A group of North Carolina Republicans recently introduced legislation designed to end North Carolina’s long-standing contributory negligence law. Senators Danny Britt, Jr. (R – District 13), Jim Perry (R – District 7), and Amy Galey (R – District 24) are the primary sponsors of SB477, entitled The Victim’s Fair Treatment Act. North Carolina is one of only a handful of states that retains the archaic law of pure contributory negligence. The law holds that if an injured Plaintiff bears any responsibility for the harm, even if that responsibility is less than 1%, the Plaintiff is barred from recovering in a lawsuit. As you might imagine, this law has yielded some unsettling results where careless individuals get off scot-free because of a sliver of fault on the Plaintiff’s shoulders.

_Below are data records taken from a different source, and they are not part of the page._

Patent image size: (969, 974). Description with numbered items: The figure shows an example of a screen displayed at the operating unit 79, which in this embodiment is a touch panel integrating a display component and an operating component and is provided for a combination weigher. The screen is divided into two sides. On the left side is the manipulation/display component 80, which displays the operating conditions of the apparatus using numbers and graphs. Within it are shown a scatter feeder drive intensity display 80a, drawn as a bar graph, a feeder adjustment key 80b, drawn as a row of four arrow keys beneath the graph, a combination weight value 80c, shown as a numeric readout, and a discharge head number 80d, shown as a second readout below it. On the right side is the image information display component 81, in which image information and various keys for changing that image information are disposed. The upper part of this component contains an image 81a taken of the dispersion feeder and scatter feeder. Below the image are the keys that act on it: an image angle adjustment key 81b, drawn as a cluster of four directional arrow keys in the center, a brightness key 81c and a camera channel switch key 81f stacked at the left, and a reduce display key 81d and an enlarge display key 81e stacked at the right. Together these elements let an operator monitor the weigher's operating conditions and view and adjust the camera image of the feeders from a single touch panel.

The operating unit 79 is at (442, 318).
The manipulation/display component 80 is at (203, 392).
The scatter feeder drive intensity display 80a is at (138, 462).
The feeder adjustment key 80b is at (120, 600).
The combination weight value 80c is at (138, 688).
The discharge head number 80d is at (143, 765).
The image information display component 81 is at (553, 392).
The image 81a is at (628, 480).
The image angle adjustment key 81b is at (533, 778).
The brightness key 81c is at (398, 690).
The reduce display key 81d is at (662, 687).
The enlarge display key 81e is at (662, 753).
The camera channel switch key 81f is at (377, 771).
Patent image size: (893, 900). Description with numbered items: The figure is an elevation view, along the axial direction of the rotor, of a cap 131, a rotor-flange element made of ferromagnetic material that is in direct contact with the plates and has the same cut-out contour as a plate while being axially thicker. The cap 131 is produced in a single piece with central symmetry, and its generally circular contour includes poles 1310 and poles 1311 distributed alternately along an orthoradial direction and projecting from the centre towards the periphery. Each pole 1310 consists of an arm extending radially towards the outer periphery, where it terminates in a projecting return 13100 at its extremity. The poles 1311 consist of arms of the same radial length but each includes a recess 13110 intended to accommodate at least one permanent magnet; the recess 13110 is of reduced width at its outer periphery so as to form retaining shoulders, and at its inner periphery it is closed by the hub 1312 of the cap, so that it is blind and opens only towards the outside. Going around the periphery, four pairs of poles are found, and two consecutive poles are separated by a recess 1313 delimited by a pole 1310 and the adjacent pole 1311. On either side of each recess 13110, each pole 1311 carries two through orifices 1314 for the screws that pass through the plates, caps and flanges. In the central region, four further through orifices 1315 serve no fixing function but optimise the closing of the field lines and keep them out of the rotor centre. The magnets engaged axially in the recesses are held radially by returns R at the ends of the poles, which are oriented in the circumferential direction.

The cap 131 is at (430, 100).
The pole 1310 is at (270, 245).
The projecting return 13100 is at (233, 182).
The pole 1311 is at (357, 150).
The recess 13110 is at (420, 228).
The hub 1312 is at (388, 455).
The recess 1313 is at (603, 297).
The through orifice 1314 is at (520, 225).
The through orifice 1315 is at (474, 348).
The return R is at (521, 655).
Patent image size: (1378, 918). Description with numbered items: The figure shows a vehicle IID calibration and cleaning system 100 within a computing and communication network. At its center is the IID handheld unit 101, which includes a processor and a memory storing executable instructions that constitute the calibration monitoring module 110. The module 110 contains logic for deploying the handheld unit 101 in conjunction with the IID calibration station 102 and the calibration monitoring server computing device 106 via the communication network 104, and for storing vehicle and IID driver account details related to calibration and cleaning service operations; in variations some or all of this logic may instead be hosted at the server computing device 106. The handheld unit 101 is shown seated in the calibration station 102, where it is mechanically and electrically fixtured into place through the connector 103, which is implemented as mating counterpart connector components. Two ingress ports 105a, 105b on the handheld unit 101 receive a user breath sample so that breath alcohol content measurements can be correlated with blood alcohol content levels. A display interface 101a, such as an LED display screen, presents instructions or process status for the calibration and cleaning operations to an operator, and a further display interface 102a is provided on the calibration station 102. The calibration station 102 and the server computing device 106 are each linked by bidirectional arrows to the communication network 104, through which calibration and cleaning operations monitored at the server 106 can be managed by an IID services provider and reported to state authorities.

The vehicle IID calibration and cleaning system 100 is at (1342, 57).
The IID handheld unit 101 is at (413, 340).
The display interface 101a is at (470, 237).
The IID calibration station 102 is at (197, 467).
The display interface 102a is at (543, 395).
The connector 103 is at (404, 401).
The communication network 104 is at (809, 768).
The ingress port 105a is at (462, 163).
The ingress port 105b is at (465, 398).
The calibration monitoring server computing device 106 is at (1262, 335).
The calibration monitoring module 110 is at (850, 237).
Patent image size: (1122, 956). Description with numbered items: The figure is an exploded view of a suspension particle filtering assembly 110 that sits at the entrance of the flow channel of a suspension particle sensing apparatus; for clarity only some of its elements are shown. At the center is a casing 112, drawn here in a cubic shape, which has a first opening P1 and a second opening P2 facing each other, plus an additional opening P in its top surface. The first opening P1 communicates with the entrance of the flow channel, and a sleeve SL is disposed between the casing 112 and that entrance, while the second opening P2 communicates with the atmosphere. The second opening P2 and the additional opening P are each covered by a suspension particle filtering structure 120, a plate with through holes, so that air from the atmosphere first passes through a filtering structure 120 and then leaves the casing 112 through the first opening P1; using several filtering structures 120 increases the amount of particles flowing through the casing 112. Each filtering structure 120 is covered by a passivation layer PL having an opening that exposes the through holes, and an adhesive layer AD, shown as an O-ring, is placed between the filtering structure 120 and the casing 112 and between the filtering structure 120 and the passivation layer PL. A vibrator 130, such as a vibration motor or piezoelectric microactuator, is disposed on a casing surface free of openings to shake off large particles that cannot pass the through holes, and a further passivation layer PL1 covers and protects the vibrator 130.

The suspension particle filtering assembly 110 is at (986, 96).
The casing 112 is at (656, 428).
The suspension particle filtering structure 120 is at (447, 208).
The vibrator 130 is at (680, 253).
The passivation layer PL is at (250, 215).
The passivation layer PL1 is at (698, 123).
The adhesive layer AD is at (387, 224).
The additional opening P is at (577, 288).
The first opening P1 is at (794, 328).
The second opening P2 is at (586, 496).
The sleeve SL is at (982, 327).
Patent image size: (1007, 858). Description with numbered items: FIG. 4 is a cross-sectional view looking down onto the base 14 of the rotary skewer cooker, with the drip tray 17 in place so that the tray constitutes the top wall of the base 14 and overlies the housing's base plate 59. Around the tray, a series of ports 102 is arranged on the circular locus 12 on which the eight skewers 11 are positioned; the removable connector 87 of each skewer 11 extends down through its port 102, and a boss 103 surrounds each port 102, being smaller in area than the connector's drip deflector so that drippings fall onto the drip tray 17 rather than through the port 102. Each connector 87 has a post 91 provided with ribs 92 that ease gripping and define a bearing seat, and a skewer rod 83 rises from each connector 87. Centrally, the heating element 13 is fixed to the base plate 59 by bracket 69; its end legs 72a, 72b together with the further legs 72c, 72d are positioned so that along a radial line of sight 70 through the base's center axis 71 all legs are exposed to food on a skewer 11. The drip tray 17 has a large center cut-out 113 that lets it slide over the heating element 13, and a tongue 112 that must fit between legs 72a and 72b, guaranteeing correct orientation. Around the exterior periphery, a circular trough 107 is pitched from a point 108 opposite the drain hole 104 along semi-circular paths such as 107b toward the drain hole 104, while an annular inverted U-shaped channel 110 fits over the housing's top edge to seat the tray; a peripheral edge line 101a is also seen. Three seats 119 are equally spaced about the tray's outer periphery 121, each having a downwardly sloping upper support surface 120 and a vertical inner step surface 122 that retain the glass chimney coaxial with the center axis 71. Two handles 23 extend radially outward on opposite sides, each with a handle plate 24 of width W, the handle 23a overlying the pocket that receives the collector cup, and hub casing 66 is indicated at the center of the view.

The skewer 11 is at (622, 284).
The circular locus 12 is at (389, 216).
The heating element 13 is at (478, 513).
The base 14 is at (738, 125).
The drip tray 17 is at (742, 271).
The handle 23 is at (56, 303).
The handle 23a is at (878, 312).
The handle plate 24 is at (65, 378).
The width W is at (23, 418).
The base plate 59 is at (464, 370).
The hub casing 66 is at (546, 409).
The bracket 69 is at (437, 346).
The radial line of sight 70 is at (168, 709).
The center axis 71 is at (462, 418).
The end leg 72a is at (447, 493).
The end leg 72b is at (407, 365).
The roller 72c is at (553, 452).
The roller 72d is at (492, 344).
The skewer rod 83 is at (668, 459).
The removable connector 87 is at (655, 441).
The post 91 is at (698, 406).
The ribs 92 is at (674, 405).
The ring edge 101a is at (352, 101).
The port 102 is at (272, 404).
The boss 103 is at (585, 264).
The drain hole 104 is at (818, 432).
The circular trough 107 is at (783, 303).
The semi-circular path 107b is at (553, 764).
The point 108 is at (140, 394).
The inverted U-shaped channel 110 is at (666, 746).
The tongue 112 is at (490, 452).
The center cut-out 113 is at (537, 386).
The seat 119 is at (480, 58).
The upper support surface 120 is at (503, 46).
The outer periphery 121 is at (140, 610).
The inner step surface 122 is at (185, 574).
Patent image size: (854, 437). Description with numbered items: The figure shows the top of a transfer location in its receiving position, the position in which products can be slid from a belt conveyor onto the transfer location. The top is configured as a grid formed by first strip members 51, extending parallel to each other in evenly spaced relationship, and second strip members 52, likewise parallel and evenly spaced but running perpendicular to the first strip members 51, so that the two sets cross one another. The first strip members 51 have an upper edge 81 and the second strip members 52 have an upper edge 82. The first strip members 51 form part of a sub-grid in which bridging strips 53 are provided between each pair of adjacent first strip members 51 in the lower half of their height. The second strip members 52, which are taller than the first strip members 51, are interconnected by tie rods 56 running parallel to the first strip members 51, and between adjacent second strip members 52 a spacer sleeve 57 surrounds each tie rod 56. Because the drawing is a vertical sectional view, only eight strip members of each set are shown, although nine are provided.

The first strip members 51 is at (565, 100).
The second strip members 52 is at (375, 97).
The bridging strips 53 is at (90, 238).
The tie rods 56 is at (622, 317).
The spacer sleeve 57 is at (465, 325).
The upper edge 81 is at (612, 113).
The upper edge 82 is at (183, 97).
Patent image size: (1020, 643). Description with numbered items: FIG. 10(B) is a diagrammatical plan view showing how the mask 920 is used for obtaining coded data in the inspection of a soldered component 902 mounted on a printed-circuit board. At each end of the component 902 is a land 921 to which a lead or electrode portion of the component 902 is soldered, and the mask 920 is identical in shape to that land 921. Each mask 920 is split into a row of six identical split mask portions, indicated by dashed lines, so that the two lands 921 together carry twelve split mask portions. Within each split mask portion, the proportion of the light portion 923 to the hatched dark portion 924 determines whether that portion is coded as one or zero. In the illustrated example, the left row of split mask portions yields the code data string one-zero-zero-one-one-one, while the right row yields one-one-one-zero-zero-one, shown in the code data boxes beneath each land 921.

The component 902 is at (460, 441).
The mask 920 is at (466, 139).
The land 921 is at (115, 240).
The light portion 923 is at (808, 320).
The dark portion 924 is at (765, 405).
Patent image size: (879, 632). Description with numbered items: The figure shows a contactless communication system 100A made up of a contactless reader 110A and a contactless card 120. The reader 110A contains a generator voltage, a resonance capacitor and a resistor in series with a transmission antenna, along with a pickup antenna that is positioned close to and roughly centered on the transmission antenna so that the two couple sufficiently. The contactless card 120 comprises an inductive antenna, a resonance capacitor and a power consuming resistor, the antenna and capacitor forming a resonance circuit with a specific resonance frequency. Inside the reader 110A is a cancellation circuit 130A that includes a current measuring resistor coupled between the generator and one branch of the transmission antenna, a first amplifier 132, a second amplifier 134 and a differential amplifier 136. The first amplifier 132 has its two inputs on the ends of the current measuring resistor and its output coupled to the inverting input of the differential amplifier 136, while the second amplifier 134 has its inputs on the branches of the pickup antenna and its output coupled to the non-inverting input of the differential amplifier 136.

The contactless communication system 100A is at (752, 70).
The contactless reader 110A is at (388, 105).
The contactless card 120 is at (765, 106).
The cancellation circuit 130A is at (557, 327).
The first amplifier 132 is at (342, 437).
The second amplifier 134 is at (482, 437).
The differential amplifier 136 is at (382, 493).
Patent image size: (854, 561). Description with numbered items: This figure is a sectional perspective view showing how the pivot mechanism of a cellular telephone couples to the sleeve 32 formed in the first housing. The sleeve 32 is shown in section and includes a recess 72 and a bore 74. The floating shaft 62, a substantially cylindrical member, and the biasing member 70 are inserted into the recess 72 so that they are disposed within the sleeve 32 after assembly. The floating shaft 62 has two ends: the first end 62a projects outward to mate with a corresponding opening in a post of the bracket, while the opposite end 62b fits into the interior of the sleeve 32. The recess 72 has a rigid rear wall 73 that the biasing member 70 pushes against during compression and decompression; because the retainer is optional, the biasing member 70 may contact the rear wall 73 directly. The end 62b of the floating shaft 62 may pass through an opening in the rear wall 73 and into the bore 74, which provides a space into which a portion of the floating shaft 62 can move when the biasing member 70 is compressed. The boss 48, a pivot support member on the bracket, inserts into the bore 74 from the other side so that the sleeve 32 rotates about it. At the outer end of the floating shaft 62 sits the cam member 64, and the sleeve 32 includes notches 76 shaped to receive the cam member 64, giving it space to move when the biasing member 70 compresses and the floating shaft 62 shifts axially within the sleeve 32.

Before most of us were born, this contributory negligence law was the law in every state. But slowly, legislatures and courts started to grasp the inherent unfairness of contributory negligence. In 1953, the United States Supreme Court described contributory negligence as a “discredited doctrine which automatically destroys all claims of injured persons who have contributed to their injuries in any degree, however slight.” Pope & Talbot, Inc v. Hawn, 346 U.S. 406 (1953). In the mid-20th century, states all across the country began to change their laws from the strict harshness of contributory negligence in favor of compensation systems that were designed to match the proportion of the resulting damages to the proportion of each person’s fault. Thus, when a Plaintiff is at fault, his or her recovery is reduced by the percentage of fault attributable to the Plaintiff instead of just a blanket zero recovery.

These systems now operate in nearly 90% of the nation. And they yield much fairer outcomes, eliminating the absurd results where a plaintiff is a tiny fraction at fault, yet he or she cannot recover anything in damages from the wrongdoer.

Unsurprisingly, the NC Chamber pounced on the proposed legislation as an attempted attack on the favorable business climate NC seeks to foster. In a letter to state Senators, The NC Chamber, the Insurance Federation of North Carolina and others, wrote that contributory negligence brings balance to the civil liability system and is a vital component in a carefully established system of legal checks and balances designed to fairly determine negligence in personal injury lawsuits.

When someone is injured because of the carelessness and negligence of another, the law aims to hold the careless party responsible. When both parties are careless, but to different degrees, the current contributory negligence law in NC brings a chainsaw to the case. More contemporary fault-based systems, like the proposed SB477, seek to replace the chainsaw with a more precise scalpel.